Nos últimos meses, o mercado de ouro tem se mostrado extremamente volátil, com flutuações que desafiam os investidores e geram incertezas. O Cidades & Minerais entrevistou Vitor Cavalieri, Head de Internacional da InvestSmart XP, que falou sobre os fatores que impulsionam essas oscilações são diversos que se conectam com grandes movimentos macroeconômicos globais.
A valorização do ouro em 2025, que chegou a 70% no ano, tem muito a ver com o contexto de desconfiança em relação ao dólar, o que gerou uma fuga para o metal precioso. A política monetária do FED e os movimentos de alavancagem no mercado de contratos futuros também são elementos essenciais nesse cenário.
Metal como “porto seguro” continua firme, mas com desafios
Apesar da recente queda e recuperação do preço do ouro, muitos investidores ainda se perguntam se ele continuará sendo um ativo seguro em tempos de incerteza. Cavalieri acredita que o metal continuará a desempenhar esse papel de refúgio, principalmente em momentos de desaceleração econômica, perdas de credibilidade fiscal e tensões geopolíticas. Ele também destaca que as flutuações de curto prazo estão fortemente ligadas às expectativas sobre as decisões do FED em relação às taxas de juros.
A relação entre as taxas de juros e o preço do ouro tem sido uma das maiores preocupações dos investidores. Quando as taxas de juros reais são altas, o “custo de oportunidade” de manter ouro — que não gera rendimento — se torna mais relevante. Cavalieri explica que, até recentemente, havia uma expectativa de cortes agressivos nos juros por parte do FED, mas com a mudança na liderança do banco central, essa expectativa foi moderada, resultando em oscilações no preço do ouro.
O papel do ouro diante dos desafios geopolíticos
Com os conflitos internacionais, como a guerra na Ucrânia e as tensões com a China, o ouro tem ganhado ainda mais relevância como reserva de valor.
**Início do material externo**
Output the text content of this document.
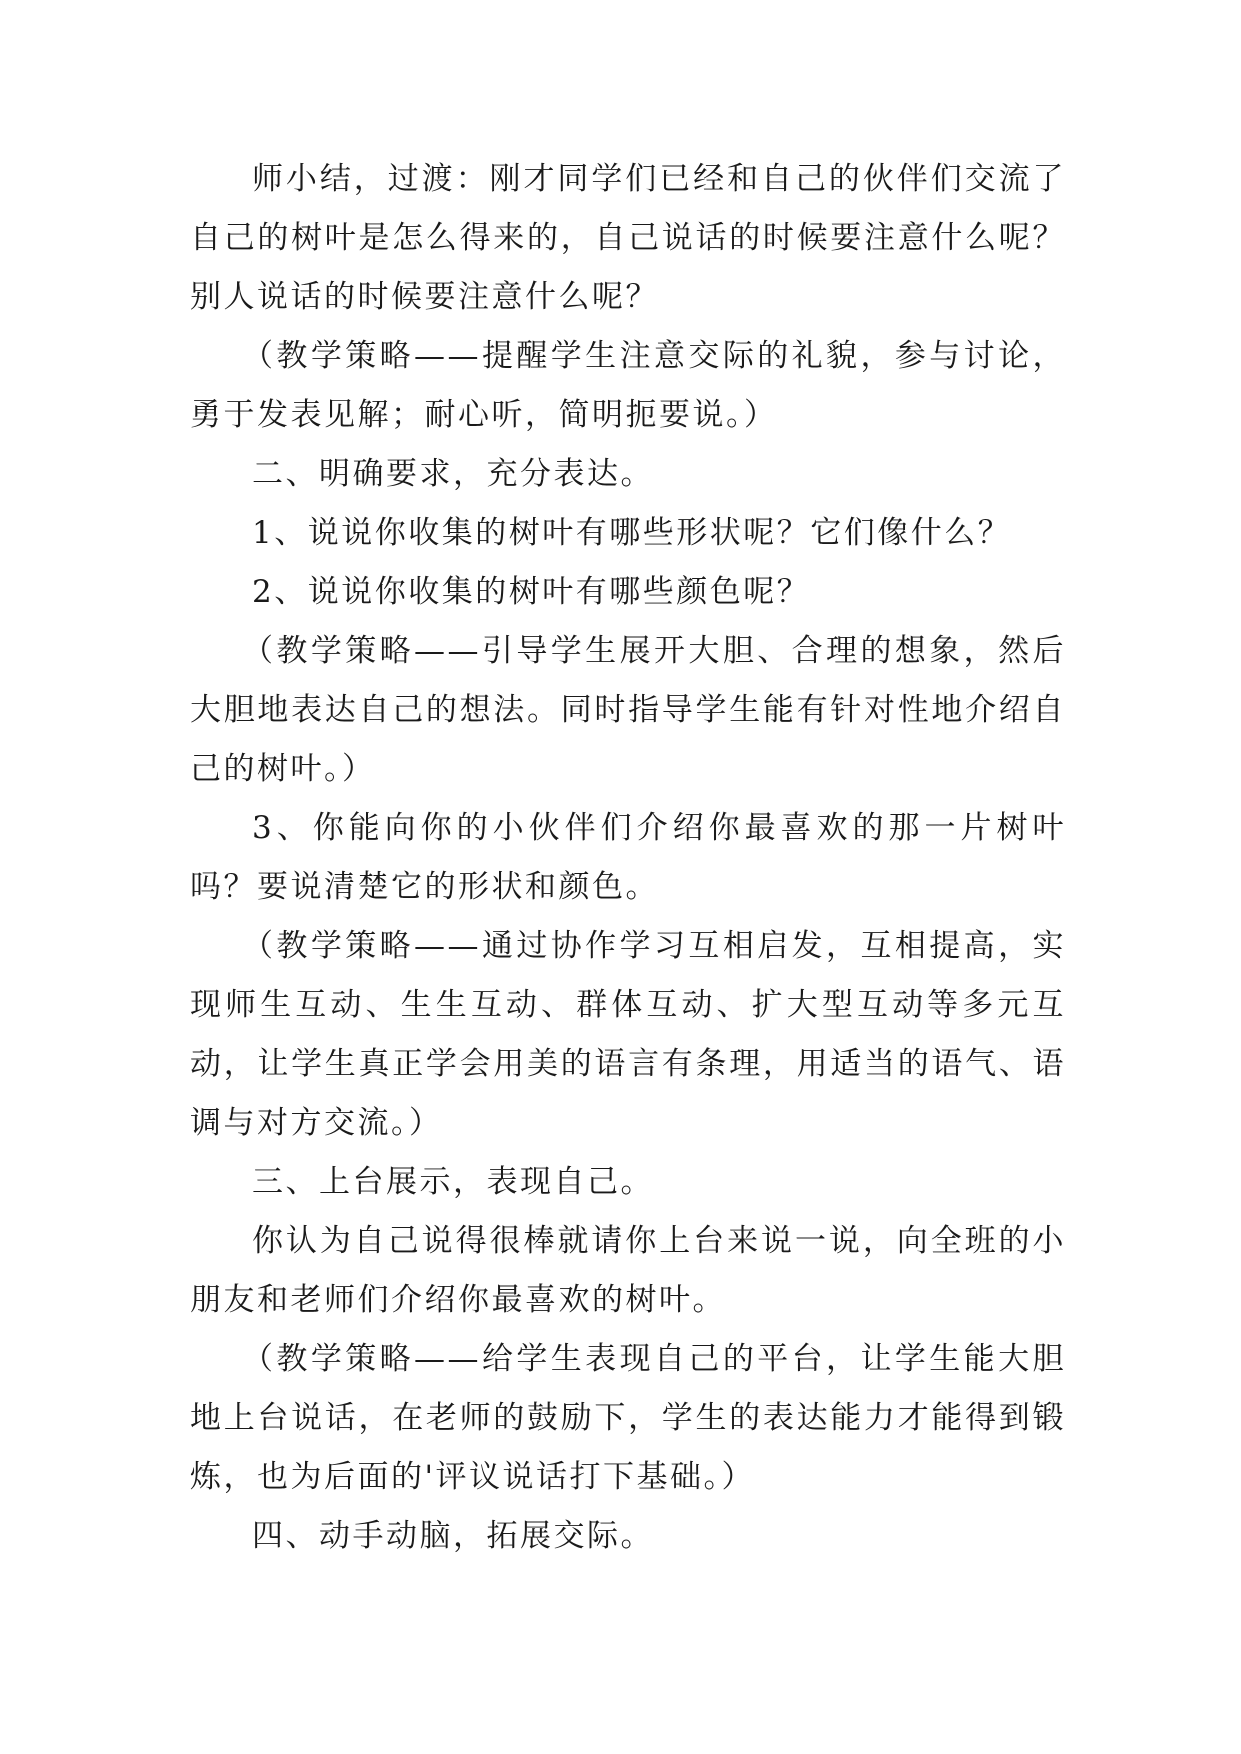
师小结，过渡：刚才同学们已经和自己的伙伴们交流了自己的树叶是怎么得来的，自己说话的时候要注意什么呢？别人说话的时候要注意什么呢？

（教学策略——提醒学生注意交际的礼貌，参与讨论，勇于发表见解；耐心听，简明扼要说。）

二、明确要求，充分表达。

1、说说你收集的树叶有哪些形状呢？它们像什么？

2、说说你收集的树叶有哪些颜色呢？

（教学策略——引导学生展开大胆、合理的想象，然后大胆地表达自己的想法。同时指导学生能有针对性地介绍自己的树叶。）

3、你能向你的小伙伴们介绍你最喜欢的那一片树叶吗？要说清楚它的形状和颜色。

（教学策略——通过协作学习互相启发，互相提高，实现师生互动、生生互动、群体互动、扩大型互动等多元互动，让学生真正学会用美的语言有条理，用适当的语气、语调与对方交流。）

三、上台展示，表现自己。

你认为自己说得很棒就请你上台来说一说，向全班的小朋友和老师们介绍你最喜欢的树叶。

（教学策略——给学生表现自己的平台，让学生能大胆地上台说话，在老师的鼓励下，学生的表达能力才能得到锻炼，也为后面的'评议说话打下基础。）

四、动手动脑，拓展交际。
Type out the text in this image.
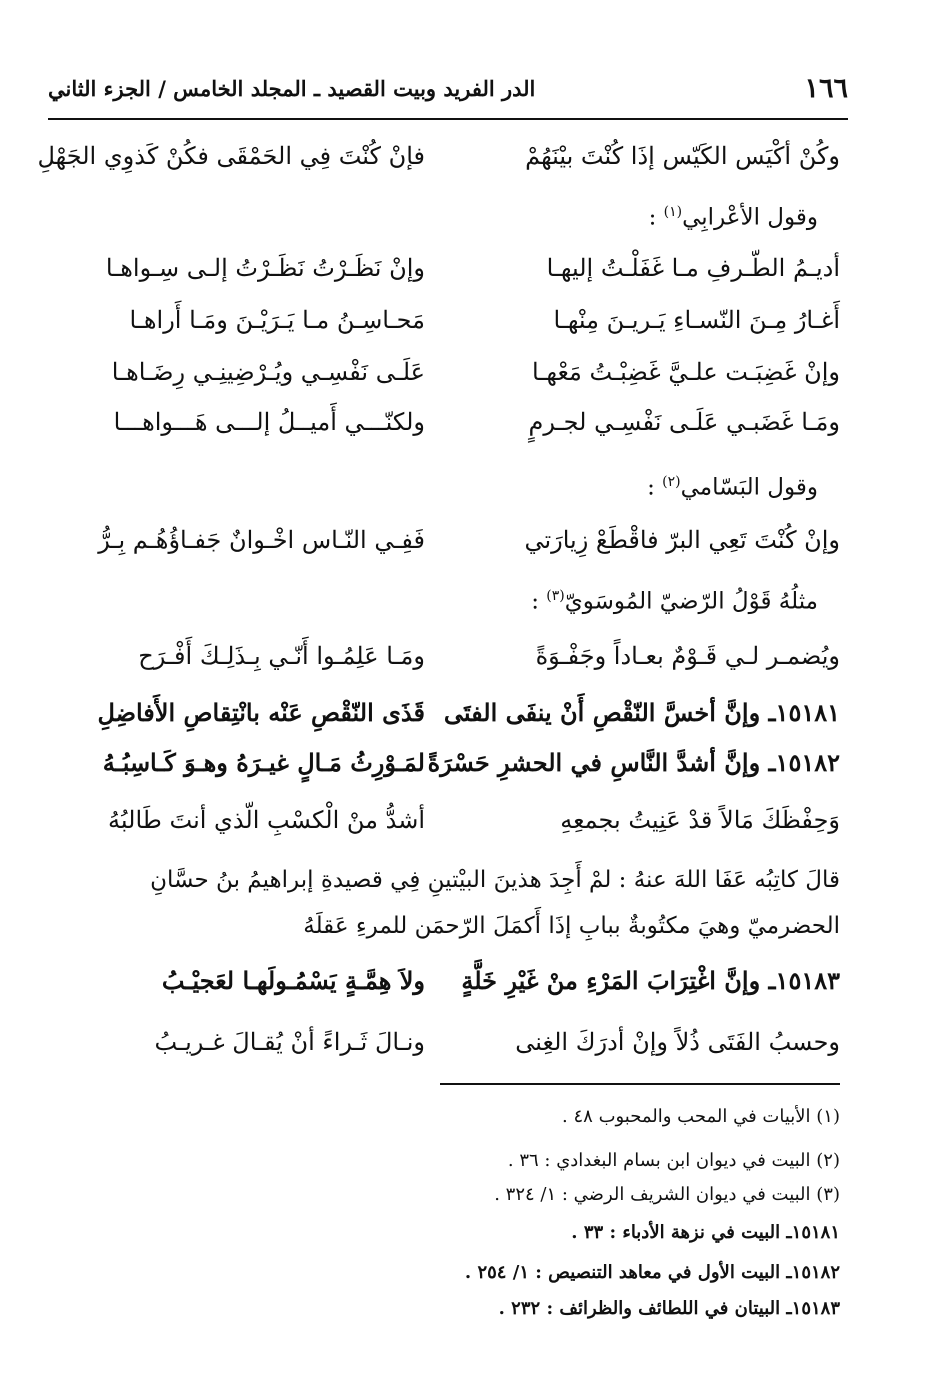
١٦٦
الدر الفريد وبيت القصيد ـ المجلد الخامس / الجزء الثاني
وكُنْ أكْيَس الكَيّس إذَا كُنْتَ بيْنَهُمْ
فإنْ كُنْتَ فِي الحَمْقَى فكُنْ كَذوِي الجَهْلِ
وقول الأعْرابِي$^{(١)}$ :
أديـمُ الطّـرفِ مـا غَفَلْـتُ إليهـا
وإنْ نَظَـرْتُ نَظَـرْتُ إلـى سِـواهـا
أَغـارُ مِـنَ النّسـاءِ يَـريـنَ مِنْهـا
مَحـاسِـنُ مـا يَـرَيْـنَ ومَـا أَراهـا
وإنْ غَضِبَـت علـيَّ غَضِبْـتُ مَعْهـا
عَلَـى نَفْسِـي ويُـرْضِينِـي رِضَـاهـا
ومَـا غَضَبـي عَلَـى نَفْسِـي لجـرمٍ
ولكنّـــي أَميــلُ إلـــى هَـــواهـــا
وقول البَسّامي$^{(٢)}$ :
وإنْ كُنْتَ تَعِي البرّ فاقْطَعْ زِيارَتي
فَفِـي النّـاس اخْـوانٌ جَفـاؤُهُـم بِـرُّ
مثلُهُ قَوْلُ الرّضيّ المُوسَويّ$^{(٣)}$ :
ويُضمـر لـي قَـوْمٌ بعـاداً وجَفْـوَةً
ومَـا عَلِمُـوا أَنّـي بِـذَلِـكَ أَفْـرَح
١٥١٨١ـ وإنَّ أخسَّ النّقْصِ أَنْ ينفَى الفتَى
قَذَى النّقْصِ عَنْه بانْتِقاصِ الأَفاضِلِ
١٥١٨٢ـ وإنَّ أشدَّ النَّاسِ في الحشرِ حَسْرَةً
لمَـوْرِثُ مَـالٍ غيـرَهُ وهـوَ كَـاسِبُـهُ
وَحِفْظَكَ مَالاً قدْ عَنِيتُ بجمعِهِ
أشدُّ منْ الْكسْبِ الّذي أنتَ طَالبُهُ
قالَ كاتِبُه عَفَا اللهَ عنهُ : لمْ أَجِدَ هذينَ البيْتينِ فِي قصيدةِ إبراهيمُ بنُ حسَّانِ
الحضرميّ وهيَ مكتُوبةٌ ببابِ إذَا أَكمَلَ الرّحمَن للمرءِ عَقلَهُ
١٥١٨٣ـ وإنَّ اغْتِرَابَ المَرْءِ منْ غَيْرِ خَلَّةٍ
ولاَ هِمَّـةٍ يَسْمُـولَهـا لعَجيْـبُ
وحسبُ الفَتَى ذُلاً وإنْ أدرَكَ الغِنى
ونـالَ ثَـراءً أنْ يُقـالَ غـريـبُ
(١) الأبيات في المحب والمحبوب ٤٨ .
(٢) البيت في ديوان ابن بسام البغدادي : ٣٦ .
(٣) البيت في ديوان الشريف الرضي : ١/ ٣٢٤ .
١٥١٨١ـ البيت في نزهة الأدباء : ٣٣ .
١٥١٨٢ـ البيت الأول في معاهد التنصيص : ١/ ٢٥٤ .
١٥١٨٣ـ البيتان في اللطائف والظرائف : ٢٣٢ .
Segundo Cavalieri, esses cenários de incerteza geopolítica reforçam a demanda por ouro, principalmente devido ao uso político do dólar e as sanções internacionais. A crescente diversificação das reservas de ouro por parte de países em todo o mundo é um reflexo dessa necessidade de reduzir a dependência do dólar.
Embora o ouro continue sendo um dos principais ativos de hedge contra a inflação no longo prazo, Cavalieri afirma que, para o curto prazo, outros ativos, como petróleo, commodities cíclicas e até imóveis, podem ganhar destaque, dependendo das circunstâncias econômicas. A inflação elevada em várias partes do mundo faz com que os investidores busquem proteção, e o ouro permanece como uma opção sólida, principalmente no longo prazo.
Como investir no mercado de ouro?
Para os investidores interessados em se posicionar no mercado de ouro, a recomendação de Cavalieri é clara: ETFs (fundos de índice) são a opção mais acessível e líquida. Esses fundos oferecem uma exposição imediata ao ouro, com baixo custo e sem a necessidade de lidar com a logística de compra física.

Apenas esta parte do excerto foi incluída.